Google Workspace

Imports your Google Workspace logs into DNIF. Upon enabling this integration, the connector uses the pull method to fetch logs from Google Workspace Report API

Pre-requisites

  • Google Workspace User privileges

The user account only needs to have a role with Reports privilege to collect logs.

image 1-1

1. Create a Service Account

  • Go to your Google Workspace domain’s Google Cloud Platform (GCP) Console and sign in with the User.
  • Select a Project. If you haven't used the Console before:
    • Agree to the Terms of Service and click Create Project.
    • Enter a project name and click Create.
    • Once the project is created, ensure the Project is selected.
  • Click Menu on the top-left corner of the Google Cloud Platform (GCP) Console.
  • Click IAM & Admin > Service accounts.

image 2-2

  • Click +CREATE SERVICE ACCOUNT and enter Service Account Name and Service Account Description details, click CREATE.

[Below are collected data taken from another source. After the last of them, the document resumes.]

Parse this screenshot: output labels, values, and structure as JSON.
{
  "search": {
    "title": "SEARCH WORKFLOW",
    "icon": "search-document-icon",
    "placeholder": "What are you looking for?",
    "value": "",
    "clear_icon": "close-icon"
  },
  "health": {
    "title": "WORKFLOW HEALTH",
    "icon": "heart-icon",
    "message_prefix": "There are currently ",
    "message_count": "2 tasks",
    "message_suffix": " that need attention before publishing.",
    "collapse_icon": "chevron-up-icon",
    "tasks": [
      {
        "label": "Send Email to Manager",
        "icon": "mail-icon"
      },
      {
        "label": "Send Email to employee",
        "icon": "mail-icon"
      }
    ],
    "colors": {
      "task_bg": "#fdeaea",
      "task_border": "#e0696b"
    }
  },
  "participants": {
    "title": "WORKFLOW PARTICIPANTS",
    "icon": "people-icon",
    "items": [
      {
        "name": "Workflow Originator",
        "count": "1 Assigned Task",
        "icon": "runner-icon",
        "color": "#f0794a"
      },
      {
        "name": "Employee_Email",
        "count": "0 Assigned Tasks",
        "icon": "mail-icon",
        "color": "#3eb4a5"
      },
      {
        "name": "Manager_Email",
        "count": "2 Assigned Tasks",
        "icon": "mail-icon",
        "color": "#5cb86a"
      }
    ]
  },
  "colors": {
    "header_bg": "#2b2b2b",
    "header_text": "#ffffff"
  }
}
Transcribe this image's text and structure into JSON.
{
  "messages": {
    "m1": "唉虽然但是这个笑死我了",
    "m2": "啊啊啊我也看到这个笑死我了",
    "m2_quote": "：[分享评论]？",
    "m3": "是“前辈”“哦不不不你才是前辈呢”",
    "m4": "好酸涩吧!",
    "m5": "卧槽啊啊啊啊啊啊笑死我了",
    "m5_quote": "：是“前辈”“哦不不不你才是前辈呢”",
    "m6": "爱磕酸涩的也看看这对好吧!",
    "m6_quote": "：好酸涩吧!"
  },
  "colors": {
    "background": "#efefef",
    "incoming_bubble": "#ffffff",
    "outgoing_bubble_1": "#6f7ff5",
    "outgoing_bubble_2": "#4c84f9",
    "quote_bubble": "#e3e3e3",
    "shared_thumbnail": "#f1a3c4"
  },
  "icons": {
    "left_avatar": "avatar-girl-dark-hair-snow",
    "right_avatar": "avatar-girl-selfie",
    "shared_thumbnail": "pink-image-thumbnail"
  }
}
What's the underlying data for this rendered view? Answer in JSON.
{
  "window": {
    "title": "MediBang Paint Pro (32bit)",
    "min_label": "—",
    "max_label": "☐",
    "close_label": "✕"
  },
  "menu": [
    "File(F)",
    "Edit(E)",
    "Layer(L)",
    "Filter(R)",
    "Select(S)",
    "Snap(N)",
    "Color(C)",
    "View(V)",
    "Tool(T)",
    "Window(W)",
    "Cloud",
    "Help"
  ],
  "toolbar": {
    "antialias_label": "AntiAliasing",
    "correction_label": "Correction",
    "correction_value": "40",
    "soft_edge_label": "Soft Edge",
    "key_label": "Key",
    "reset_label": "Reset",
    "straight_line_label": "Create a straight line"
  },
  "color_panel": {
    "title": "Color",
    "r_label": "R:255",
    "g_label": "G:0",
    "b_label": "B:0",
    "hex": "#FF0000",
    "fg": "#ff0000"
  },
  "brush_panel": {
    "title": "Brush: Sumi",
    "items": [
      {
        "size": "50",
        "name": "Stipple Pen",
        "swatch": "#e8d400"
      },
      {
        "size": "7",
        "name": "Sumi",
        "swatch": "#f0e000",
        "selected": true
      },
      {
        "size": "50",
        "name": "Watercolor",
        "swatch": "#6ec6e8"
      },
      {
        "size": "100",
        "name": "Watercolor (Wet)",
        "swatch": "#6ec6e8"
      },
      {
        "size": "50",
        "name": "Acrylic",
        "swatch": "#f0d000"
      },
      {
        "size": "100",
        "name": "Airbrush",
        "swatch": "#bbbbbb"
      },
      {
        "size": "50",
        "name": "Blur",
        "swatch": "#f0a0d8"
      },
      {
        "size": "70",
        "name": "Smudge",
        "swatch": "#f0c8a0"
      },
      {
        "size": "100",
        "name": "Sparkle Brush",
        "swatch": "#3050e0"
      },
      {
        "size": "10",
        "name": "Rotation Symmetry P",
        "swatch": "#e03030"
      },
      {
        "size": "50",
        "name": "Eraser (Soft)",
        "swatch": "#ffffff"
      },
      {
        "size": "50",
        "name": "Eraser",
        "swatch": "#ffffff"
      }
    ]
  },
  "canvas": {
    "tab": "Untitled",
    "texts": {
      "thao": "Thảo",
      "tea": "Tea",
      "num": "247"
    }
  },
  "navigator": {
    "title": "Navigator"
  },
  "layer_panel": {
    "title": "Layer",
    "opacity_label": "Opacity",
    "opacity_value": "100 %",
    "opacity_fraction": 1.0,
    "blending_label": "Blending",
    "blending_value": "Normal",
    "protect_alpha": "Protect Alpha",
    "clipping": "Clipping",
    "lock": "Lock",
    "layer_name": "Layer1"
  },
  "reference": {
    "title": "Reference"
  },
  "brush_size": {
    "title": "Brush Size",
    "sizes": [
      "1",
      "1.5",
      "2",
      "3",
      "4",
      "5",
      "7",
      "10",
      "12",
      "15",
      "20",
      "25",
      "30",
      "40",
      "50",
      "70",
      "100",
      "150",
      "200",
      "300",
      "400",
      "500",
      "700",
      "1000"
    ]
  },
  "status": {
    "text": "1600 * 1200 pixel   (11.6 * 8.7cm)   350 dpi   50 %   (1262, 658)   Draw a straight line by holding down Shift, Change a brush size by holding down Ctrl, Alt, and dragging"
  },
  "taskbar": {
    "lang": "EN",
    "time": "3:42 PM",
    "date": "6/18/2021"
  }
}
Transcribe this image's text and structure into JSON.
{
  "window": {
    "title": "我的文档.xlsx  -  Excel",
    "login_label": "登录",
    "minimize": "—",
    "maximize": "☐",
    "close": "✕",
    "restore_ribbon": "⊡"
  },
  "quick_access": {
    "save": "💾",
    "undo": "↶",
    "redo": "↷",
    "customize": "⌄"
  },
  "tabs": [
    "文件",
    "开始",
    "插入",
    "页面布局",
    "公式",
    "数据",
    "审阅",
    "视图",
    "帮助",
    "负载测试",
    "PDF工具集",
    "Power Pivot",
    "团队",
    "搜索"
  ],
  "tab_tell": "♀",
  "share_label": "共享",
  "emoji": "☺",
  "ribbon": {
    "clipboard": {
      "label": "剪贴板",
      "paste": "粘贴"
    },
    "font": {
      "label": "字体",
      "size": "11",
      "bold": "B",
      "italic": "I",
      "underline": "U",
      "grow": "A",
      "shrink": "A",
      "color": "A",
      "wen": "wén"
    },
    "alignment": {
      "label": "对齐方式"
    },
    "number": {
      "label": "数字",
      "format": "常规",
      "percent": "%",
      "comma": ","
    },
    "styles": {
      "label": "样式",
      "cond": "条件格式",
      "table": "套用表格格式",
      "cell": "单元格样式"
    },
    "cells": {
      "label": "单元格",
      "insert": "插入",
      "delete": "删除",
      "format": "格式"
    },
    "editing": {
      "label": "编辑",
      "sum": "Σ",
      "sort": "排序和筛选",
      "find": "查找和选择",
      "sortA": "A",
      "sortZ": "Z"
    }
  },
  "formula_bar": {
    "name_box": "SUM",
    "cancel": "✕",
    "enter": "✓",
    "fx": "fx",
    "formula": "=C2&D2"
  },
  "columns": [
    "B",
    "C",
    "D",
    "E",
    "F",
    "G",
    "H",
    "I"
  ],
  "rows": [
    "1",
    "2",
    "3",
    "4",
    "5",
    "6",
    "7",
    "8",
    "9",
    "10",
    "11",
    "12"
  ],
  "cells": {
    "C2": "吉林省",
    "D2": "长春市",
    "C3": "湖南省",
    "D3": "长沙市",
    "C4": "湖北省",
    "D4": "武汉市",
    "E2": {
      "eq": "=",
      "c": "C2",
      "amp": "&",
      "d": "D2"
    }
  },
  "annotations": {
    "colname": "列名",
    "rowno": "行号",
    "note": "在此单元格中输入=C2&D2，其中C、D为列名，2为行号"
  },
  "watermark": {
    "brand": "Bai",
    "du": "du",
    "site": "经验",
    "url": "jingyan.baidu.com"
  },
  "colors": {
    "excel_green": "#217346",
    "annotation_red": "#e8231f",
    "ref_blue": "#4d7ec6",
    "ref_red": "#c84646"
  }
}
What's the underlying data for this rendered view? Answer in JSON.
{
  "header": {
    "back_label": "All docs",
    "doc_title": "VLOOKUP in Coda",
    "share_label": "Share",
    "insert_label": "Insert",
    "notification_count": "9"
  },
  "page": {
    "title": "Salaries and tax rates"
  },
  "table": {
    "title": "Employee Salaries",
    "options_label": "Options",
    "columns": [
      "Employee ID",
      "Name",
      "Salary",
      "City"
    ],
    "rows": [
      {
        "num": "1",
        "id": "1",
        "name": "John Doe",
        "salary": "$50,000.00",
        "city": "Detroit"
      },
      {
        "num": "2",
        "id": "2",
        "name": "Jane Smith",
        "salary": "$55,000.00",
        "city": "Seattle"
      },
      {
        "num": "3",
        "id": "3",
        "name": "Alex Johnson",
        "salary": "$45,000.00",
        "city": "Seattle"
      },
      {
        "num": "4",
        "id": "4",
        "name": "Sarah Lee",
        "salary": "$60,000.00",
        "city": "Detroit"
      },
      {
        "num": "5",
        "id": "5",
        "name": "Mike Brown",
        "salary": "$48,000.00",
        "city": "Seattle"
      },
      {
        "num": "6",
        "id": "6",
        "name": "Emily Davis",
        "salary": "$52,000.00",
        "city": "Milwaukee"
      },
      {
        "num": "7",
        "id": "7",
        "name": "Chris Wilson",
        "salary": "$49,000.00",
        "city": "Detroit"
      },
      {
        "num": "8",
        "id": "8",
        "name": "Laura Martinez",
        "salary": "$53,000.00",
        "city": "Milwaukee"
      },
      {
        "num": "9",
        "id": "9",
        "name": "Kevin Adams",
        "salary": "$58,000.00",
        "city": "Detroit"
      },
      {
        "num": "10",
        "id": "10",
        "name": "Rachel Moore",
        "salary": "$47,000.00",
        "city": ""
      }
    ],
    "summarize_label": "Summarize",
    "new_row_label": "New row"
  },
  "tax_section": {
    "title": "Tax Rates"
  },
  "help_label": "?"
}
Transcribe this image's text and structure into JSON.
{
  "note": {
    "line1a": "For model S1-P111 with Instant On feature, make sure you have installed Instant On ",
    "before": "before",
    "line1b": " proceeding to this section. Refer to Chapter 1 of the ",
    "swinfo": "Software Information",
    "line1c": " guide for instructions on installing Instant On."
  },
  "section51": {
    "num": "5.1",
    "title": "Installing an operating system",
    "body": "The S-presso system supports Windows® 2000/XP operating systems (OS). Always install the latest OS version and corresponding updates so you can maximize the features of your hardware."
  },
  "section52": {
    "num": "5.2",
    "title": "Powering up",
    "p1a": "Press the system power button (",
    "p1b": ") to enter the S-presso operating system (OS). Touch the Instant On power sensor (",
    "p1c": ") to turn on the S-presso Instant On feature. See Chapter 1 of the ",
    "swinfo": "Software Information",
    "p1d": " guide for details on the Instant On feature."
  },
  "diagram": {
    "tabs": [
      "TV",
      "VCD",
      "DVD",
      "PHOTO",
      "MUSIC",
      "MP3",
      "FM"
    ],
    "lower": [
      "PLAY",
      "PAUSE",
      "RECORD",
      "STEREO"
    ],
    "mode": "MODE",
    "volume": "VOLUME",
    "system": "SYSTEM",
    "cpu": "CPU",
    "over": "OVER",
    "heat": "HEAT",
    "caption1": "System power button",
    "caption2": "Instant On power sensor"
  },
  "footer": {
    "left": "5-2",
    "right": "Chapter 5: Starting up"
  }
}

2. Grant Service Account Access to Project

  • Click Select a Role dropdown.

image 3-2


  • Select the option Project and Click Viewer role.

image 4

  • Click CONTINUE and proceed.
  • Click Done

3.Create a key for the Service Account

image 5-1

  • Under Actions click ellipses corresponding to the required service account and select Manage Keys.
  • Click Add Key dropdown and then select Create new key.

image 6

  • Ensure that the key type is selected as JSON, click Create.
  • A message pops up displaying
    Private Key saved to your computer
  •  Ensure you save the private key downloaded.
  • Click Close, the private is downloaded.

4. Enable APIs for the service account

  • In the top-left corner of the Admin console, click Menu -> APIs & Services -> Library.
  • Search for Admin SDK API and click ENABLE

image 7

5. Enable API permissions within Google Workspace By Super Admin

  • Sign in as the Administrator of the Google Workspace domain (Super Admin).
  • From your Google Workspace domain's Admin console, go to the Main menu > Security > Access and data control > API Controls.
  • In the Domain Wide Delegation pane, select Manage Domain Wide Delegation.
  • Click Add New. In the Client ID field, enter the service account's Client ID. You can find your service account's client ID in the json file that was downloaded earlier.
  • In OAuth scopes field enter the list of scopes that your application should be granted access to. In this case, add “https://www.googleapis.com/auth/admin.reports.audit.readonly
  • Click Authorize.

Configurations

The following are the configurations to forward Google Workspace Connector logs to DNIF.‌

image 8

Field Name  Description
Connector Name Enter a name for the connector
Connector Type Enter Google Workspace connector
Log Types Select the log types provided by google like admin, login, calendar, chat, meet, etc.
Domain Admin User ID Super administrator account’s User ID
Credentials File Enter the details from credentials.json file, which is downloaded while configuring the reports API
  • Click Save after entering all the required details and click Test Connection, to test the configuration.
  • Connection successful message will be displayed on screen along with the time stamp.
  • If the connection is not successful an error message will be displayed. Refer Troubleshooting Connector Validations for more details on the error message.

Once the connector is configured, validate if the connector is listed under Collection Status screen with status as Active. This signifies the connector is configured successfully and data is ready to ingest.